Nourish your adrenals
Is stress getting the better of you? Do you feel like you are constantly juggling your never-ending list of tasks and get to the end of a working day feeling overwhelmed by how much you still have left to do?
Stress is a big deal. It affects our mood, energy, sleep and appetite. Long term stress has dire consequences for our health and wellbeing. Links with cardiovascular disease are well known, but chronic stress has also been linked with digestive issues like IBS, ulcers and gastritis, anxiety and depression, a weaker immune system and obesity.
It doesn’t have to be this way.
We can find a better balance.
Our little adrenal glands need a break. They are designed to release adrenalin as a quick response to short term stress, rather than being switched onto high alert most of the time. Sitting on top of our kidneys, in our lower back, our stress glands get messages from our hypothalamus in our brain to help kick us into shape to escape danger, make a run for it or put up a fight.
The demands of modern life mean that many of us are in a constant state of fight-or-flight, running on high adrenalin and cortisol to switch from one demand to the next, whether that is scrolling social media, answering emails or getting caught in traffic.
Here are some simple ways to help nourish your adrenal glands and re-balance the stress response:
Be more mindful. Multi-tasking has had its day. Focusing on one thing at a time can calm a busy mind and reduce feelings of overwhelm. You will probably find that you are lot more productive that way too.
Switch off unnecessary notifications on your devices to reduce distraction.
Do something just for the fun of it. When was the last time you had a good belly laugh? Do something that makes you happy.
Eat breakfast. Skipping breakfast can increase cortisol levels. A simple routine of a protein based breakfast with nuts, seeds, eggs or Greek yoghurt will set you up well for a busy day.
Reduce stimulants. Relying on coffee first thing and running on caffeine and sugar through the day can overstimulate the stress response. Drinking too much coffee has the same effect as stress. We get an increase in adrenalin, leaving us jittery, anxious and stressed. Cut back, switch to decaf or discover some herbal teas that you like instead.
Don’t skip meals. If we leave too long between meals, our blood sugar can take a dip and your body will respond by releasing more stress hormones. Better to keep a routine of three square meals a day.

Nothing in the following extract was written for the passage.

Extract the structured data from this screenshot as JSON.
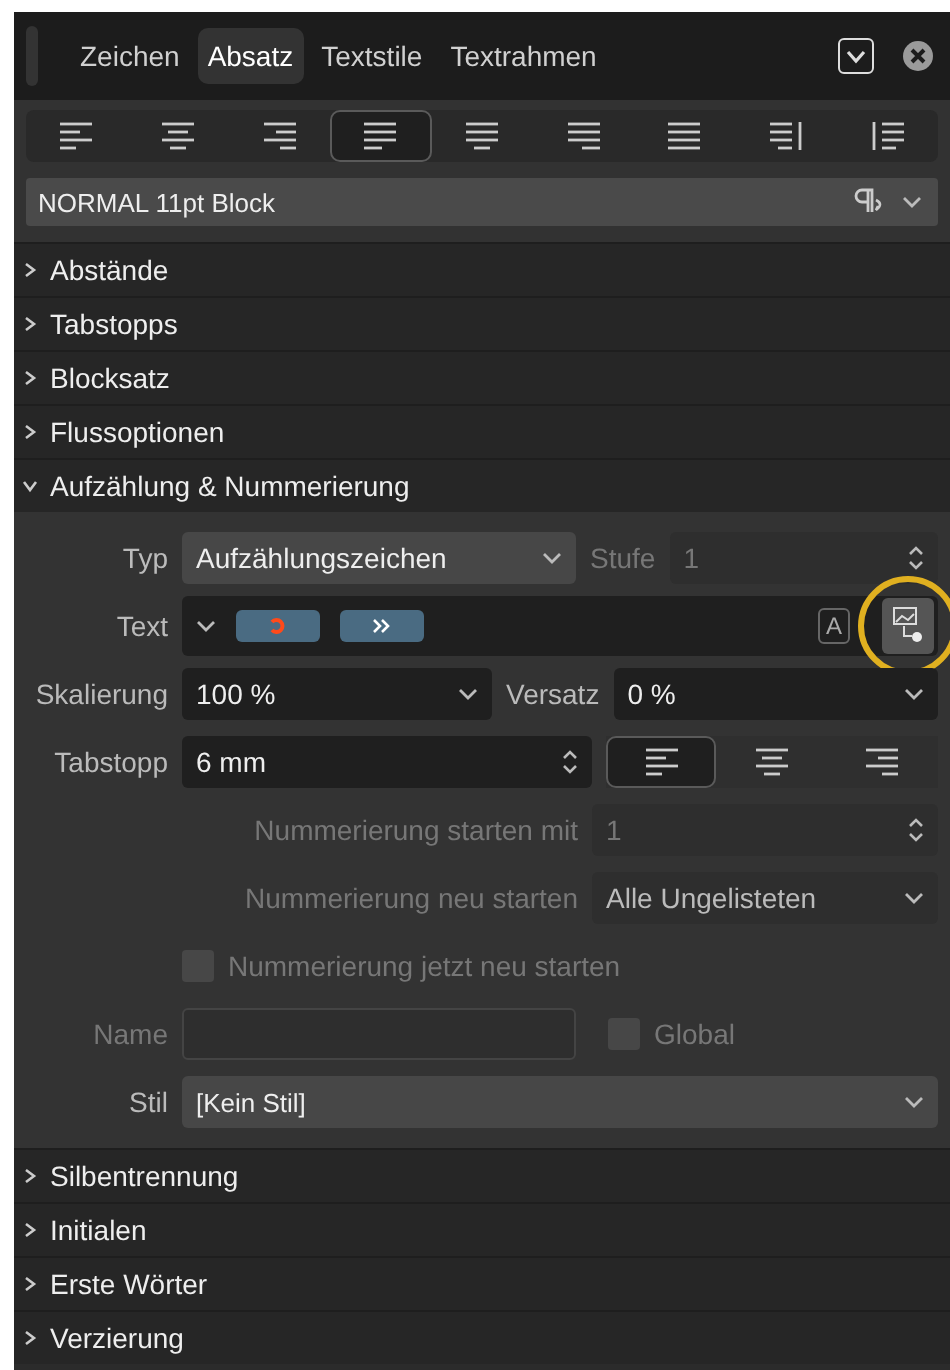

Cut back on alcohol. It can be all too easy to reach for a glass of wine to help you switch off at the end of a busy day, but what if you switched to a non-alcoholic alternative. There are plenty of great options about now. Try kombucha with ice and a slice, an alcohol-free beer or an alcohol-free spirit.
Find other ways to relax – get outside, go for a walk, do a puzzle, make or bake something, have a bath, read a chapter of a book, listen to music. Do something different to help you unwind and switch off.
Eat more magnesium-rich foods. Magnesium helps support a healthy stress response. Found in dark green leafy vegetables, nuts, seeds and dark chocolate (at least 70% cocoa).
Drink green tea. Although it has some caffeine, green tea also contains l-theanine, an amino acid with calming effects on the body and has been shown to reduce cortisol levels. Even better if your green tea has some lemon balm, a herb that has been found to reduce anxiety and stress levels and help support a better night’s sleep.
Too much sugar and white, refined carbohydrates can contribute to blood sugar fluctuations, making stress feel worse. Swap out some high sugar foods, look for hidden sugars and choose wholegrains over white stuff.
Exercise is the perfect antidote to stress. It helps release endorphins and even if we hate the thought of it, inevitably we feel better after it. Run, hop, skip, jump, lift weights, cycle – whatever form it takes, it will help balance the stress load.
Get outside more.
And breathe… when we are stressed or anxious, we tend to hold our breath. Take a moment to focus on your breath to help get you out of a panic, reduce the stress response and just give yourself a moment. Breathing techniques can help reduce the stress response really quickly, reduce adrenalin and rebalance cortisol.
Get a good night’s sleep. Get tucked up early, read a book and lights out by 11pm.